Scenic Hatchie River Can Soak into Heart and Soul

Scientists say we humans are made mostly of water (nearly 80 percent when we are born).

So, water is essential. We can’t ignore it. It runs through us.

That said, here’s a question: Does this scientific knowledge…or our watery composition…explain the love that so many have for West Tennessee’s Hatchie River? Is our affection for this little, curvy river elemental?

Maybe. Maybe it’s in our makeup, in our human fabric?

As a child I laughed at the Scenic Hatchie River signs found on highways near our muddy, meandering stream.

(Hey, I didn’t like tomatoes of Shakespeare when I was young either. But right now, I have 40 plants in my garden and could drown you in quotes from The Bard.)

From television and from postcards from Gatlinburg, Tennessee, or Arkansas, I became convinced the most beautiful scenic rivers were clear-water streams. Fortunately, childhood Hatchie Bottom duck hunts and bream fishing trips shed a grander light on it.

So let me save you some ignorance. The Hatchie is scenic; it just makes a different kind of postcard.

For me and others whose heart it winds through, the Hatchie River is more than a river. It’s a refuge, a symbol of wilderness, and an escape.

It’s akin to home.

And, heck, even Shakespeare wrote something that might apply:

“A course more promising,

Than a wild dedication of yourselves

To unpathed waters, undreamed shores…”

New to the area, and want advice from someone in the know? Visit this little river.

To prevent channelization, the Hatchie received the designation of protected status in 1970 from the Tennessee General Assembly.

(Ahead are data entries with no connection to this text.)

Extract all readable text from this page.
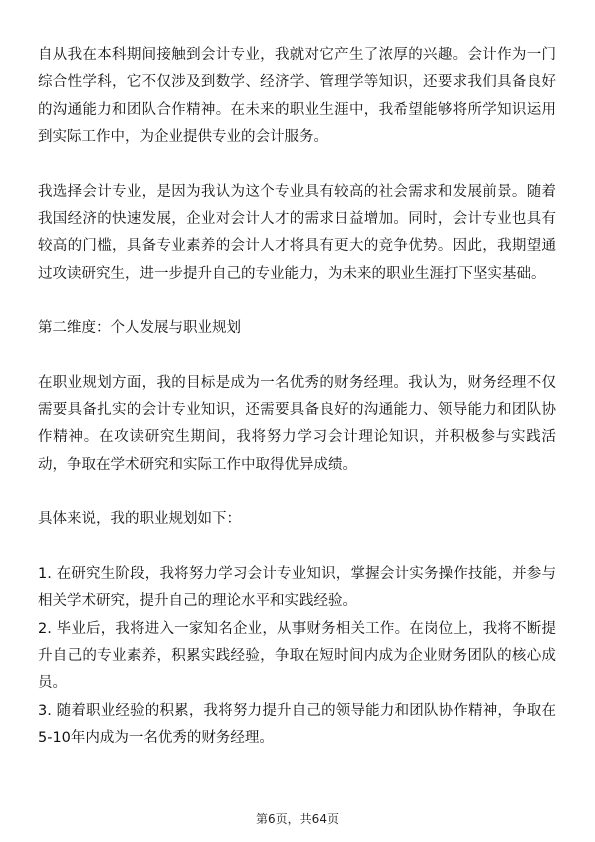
自从我在本科期间接触到会计专业，我就对它产生了浓厚的兴趣。会计作为一门综合性学科，它不仅涉及到数学、经济学、管理学等知识，还要求我们具备良好的沟通能力和团队合作精神。在未来的职业生涯中，我希望能够将所学知识运用到实际工作中，为企业提供专业的会计服务。

我选择会计专业，是因为我认为这个专业具有较高的社会需求和发展前景。随着我国经济的快速发展，企业对会计人才的需求日益增加。同时，会计专业也具有较高的门槛，具备专业素养的会计人才将具有更大的竞争优势。因此，我期望通过攻读研究生，进一步提升自己的专业能力，为未来的职业生涯打下坚实基础。

第二维度：个人发展与职业规划

在职业规划方面，我的目标是成为一名优秀的财务经理。我认为，财务经理不仅需要具备扎实的会计专业知识，还需要具备良好的沟通能力、领导能力和团队协作精神。在攻读研究生期间，我将努力学习会计理论知识，并积极参与实践活动，争取在学术研究和实际工作中取得优异成绩。

具体来说，我的职业规划如下：

1. 在研究生阶段，我将努力学习会计专业知识，掌握会计实务操作技能，并参与相关学术研究，提升自己的理论水平和实践经验。
2. 毕业后，我将进入一家知名企业，从事财务相关工作。在岗位上，我将不断提升自己的专业素养，积累实践经验，争取在短时间内成为企业财务团队的核心成员。
3. 随着职业经验的积累，我将努力提升自己的领导能力和团队协作精神，争取在5-10年内成为一名优秀的财务经理。
第6页，共64页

Only 203 rivers in the U.S. and Puerto Rico share similar protection. It’s elite. The wildness remains, thanks to the efforts of Haywood Countian William H. Walker, one-time Commissioner of Agriculture for Tennessee.

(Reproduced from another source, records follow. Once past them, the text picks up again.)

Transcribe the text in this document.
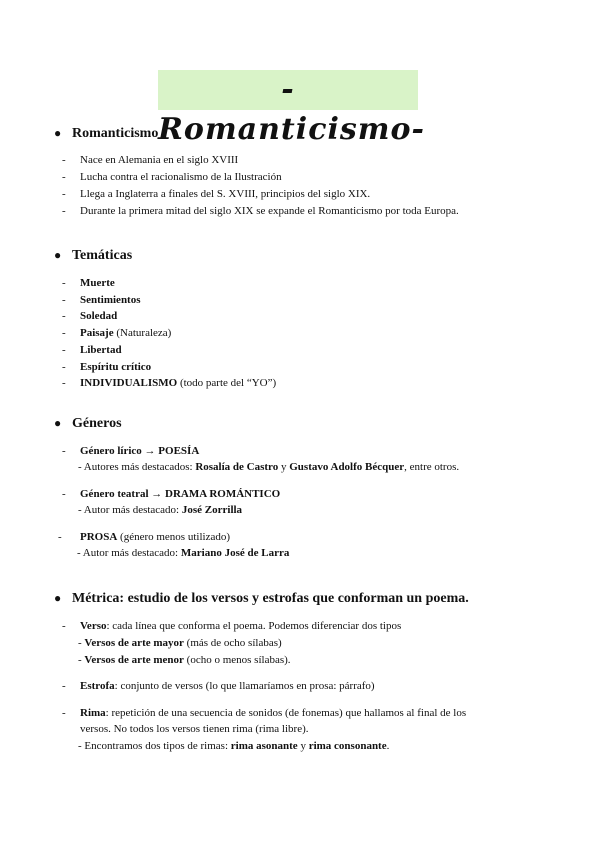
-Romanticismo-
● Romanticismo
- Nace en Alemania en el siglo XVIII
- Lucha contra el racionalismo de la Ilustración
- Llega a Inglaterra a finales del S. XVIII, principios del siglo XIX.
- Durante la primera mitad del siglo XIX se expande el Romanticismo por toda Europa.
● Temáticas
- Muerte
- Sentimientos
- Soledad
- Paisaje (Naturaleza)
- Libertad
- Espíritu crítico
- INDIVIDUALISMO (todo parte del “YO”)
● Géneros
- Género lírico → POESÍA
- Autores más destacados: Rosalía de Castro y Gustavo Adolfo Bécquer, entre otros.
- Género teatral → DRAMA ROMÁNTICO
- Autor más destacado: José Zorrilla
- PROSA (género menos utilizado)
- Autor más destacado: Mariano José de Larra
● Métrica: estudio de los versos y estrofas que conforman un poema.
- Verso: cada línea que conforma el poema. Podemos diferenciar dos tipos
- Versos de arte mayor (más de ocho sílabas)
- Versos de arte menor (ocho o menos sílabas).
- Estrofa: conjunto de versos (lo que llamaríamos en prosa: párrafo)
- Rima: repetición de una secuencia de sonidos (de fonemas) que hallamos al final de los
versos. No todos los versos tienen rima (rima libre).
- Encontramos dos tipos de rimas: rima asonante y rima consonante.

According to the Tennessee State Government website, the Hatchie is the largest free-flowing tributary in the state to have this designation. Under this label it has more environmental protection than other waterways.

Beginning in north Mississippi and flowing northwest for 200-plus miles to the Mississippi River, the Hatchie passes through Tennessee’s McNairy, Hardeman, Madison, Haywood, Tipton, and Lauderdale counties.

“It’s now not just scenic, it’s also where I feel at home.”

The Class I river meanders, it wanders, it ebbs, it flows—like a winding snake. This natural flow proves to be more environmentally friendly than the channelization of so many other waterways.

According to state publications, the river and surrounding bottomlands provide habitat for more than 100 species of fish, including 11 species of catfish, and that’s likely more than any other river in North America.

“(There are) 50 species of mammals, 35 species of mussels, 250 species of birds including migratory birds, along with reptiles, amphibians and invertebrates,” the state website says. “The river’s historic significance includes national landmarks dating back to the Civil War era.”

There are 10 well-maintained Tennessee Wildlife Resources Agency boat ramps located nearly every state route that crosses the river.

The river borders the 11,556-acre Hatchie National Wildlife Refuge (NWR), near Brownsville, Tennessee; and farther downstream, it runs alongside the 9,451-acre Lower Hatchie NWR near Henning, Tennessee.

Though bordered by massive amounts of private land, the river proper offers year-round public recreation in the forms of hunting, fishing, boating, and wildlife-viewing opportunities.

What’s not to love about this river?

After decades on, in (literally), or around the Hatchie, as well as its surrounding bottomland and oxbows, my perspective of it has grown more personal. It’s now not just scenic, it’s also where I feel at home.

The Hatchie has remained a constant for those whose lives it has flowed through. Admittedly, there have been slight changes and those mostly for the better. For example, no-till farming practices have made its water clearer than when I was a kid. But that’s not why I have come to love it even more.

My devotion comes from my long-term perspective…over a half century of it. If you want to really understand bodies of water—pond, lake, ocean or one of the Southeast’s only remaining meandering rivers—you must be on them. I never grasped the Mississippi River until I was in the middle of it; the Hatchie is the same way.

To truly feel and understand this river, you must give in to its current.

You’ll discover its water is a part of you, too.